De acordo com os registros, o encontro contou com a presença de ministros de Estado e executivos do banco, e teria sido motivado pela intenção de Vorcaro de negociar o controle da instituição. Na ocasião, o empresário relatou que o BTG, comandado por André Esteves, demonstrava interesse em adquirir o banco por apenas R$ 1, proposta considerada simbólica diante da situação financeira do Master.

Mensagens apreendidas pela investigação indicam que, meses depois, em abril de 2025, Vorcaro voltou a discutir o tema com o sócio Augusto Lima. O plano previa manter a negociação sob absoluto sigilo. Em um dos diálogos, o empresário reforça a necessidade de confidencialidade, demonstrando preocupação com possíveis repercussões do negócio.

Antes da tentativa de venda ao BTG, o Banco Master chegou a ser oferecido ao BRB, mas a operação não avançou devido a problemas em carteiras de crédito. Posteriormente, o Banco Central vetou a transação em setembro de 2025 e decretou a liquidação da instituição dois meses depois, em novembro, após agravamento da crise financeira.

Ainda segundo os documentos, Vorcaro buscou orientação de autoridades sobre o futuro do banco. Em uma reunião em Brasília, ele questionou se deveria vender a instituição ou continuar operando no mercado de crédito, destacando a intenção de reduzir a concentração bancária no país.
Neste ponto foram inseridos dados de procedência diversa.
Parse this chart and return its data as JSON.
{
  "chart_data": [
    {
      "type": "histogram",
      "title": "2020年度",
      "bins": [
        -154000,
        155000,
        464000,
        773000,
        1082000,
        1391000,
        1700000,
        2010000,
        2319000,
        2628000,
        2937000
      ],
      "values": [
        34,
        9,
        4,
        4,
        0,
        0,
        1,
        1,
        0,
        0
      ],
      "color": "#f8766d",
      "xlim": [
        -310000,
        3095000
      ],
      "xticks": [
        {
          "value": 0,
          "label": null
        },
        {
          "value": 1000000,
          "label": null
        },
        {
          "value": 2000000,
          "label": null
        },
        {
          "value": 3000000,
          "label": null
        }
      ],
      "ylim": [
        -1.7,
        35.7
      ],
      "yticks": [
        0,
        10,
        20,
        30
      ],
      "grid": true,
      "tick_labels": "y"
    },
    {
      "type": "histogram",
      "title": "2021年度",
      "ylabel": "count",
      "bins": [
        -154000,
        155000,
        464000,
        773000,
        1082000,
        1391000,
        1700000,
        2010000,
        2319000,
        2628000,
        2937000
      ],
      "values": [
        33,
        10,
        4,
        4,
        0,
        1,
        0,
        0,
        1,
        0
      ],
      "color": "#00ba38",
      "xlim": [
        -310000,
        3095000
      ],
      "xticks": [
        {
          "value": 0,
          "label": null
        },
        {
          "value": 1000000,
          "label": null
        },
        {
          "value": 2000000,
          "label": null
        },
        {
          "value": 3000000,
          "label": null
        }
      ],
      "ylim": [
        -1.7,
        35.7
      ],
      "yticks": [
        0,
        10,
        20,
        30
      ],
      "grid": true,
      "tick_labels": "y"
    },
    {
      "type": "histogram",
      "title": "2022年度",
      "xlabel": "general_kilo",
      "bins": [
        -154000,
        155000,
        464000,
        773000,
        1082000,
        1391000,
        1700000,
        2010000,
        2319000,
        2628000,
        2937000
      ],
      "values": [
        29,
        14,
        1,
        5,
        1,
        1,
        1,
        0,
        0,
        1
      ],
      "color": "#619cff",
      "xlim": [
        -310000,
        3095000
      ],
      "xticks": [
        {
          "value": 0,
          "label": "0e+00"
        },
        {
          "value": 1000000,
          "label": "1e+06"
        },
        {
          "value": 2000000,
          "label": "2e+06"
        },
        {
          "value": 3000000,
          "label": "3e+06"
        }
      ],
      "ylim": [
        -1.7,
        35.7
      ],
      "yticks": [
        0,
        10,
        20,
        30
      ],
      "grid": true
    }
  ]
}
O tema também foi discutido diretamente com Lula, que, conforme relatos, demonstrou interesse na proposta de ampliar a concorrência no sistema financeiro, mas se posicionou contra a venda do banco nos moldes apresentados.

Participaram do encontro no Planalto nomes como o ministro da Casa Civil, Rui Costa, o ministro de Minas e Energia, Alexandre Silveira, além do então futuro presidente do Banco Central, Gabriel Galípolo. O ex-ministro da Fazenda Guido Mantega também esteve presente, atuando como consultor do Banco Master.

Após a reunião, mensagens indicam que Vorcaro avaliou positivamente o encontro com o presidente e seus auxiliares, classificando a agenda como produtiva em conversas privadas.

O caso se insere em um contexto mais amplo de investigações sobre irregularidades no Banco Master, que acabou sendo liquidado após enfrentar dificuldades financeiras e suspeitas de fraude, ampliando a repercussão política e econômica do episódio.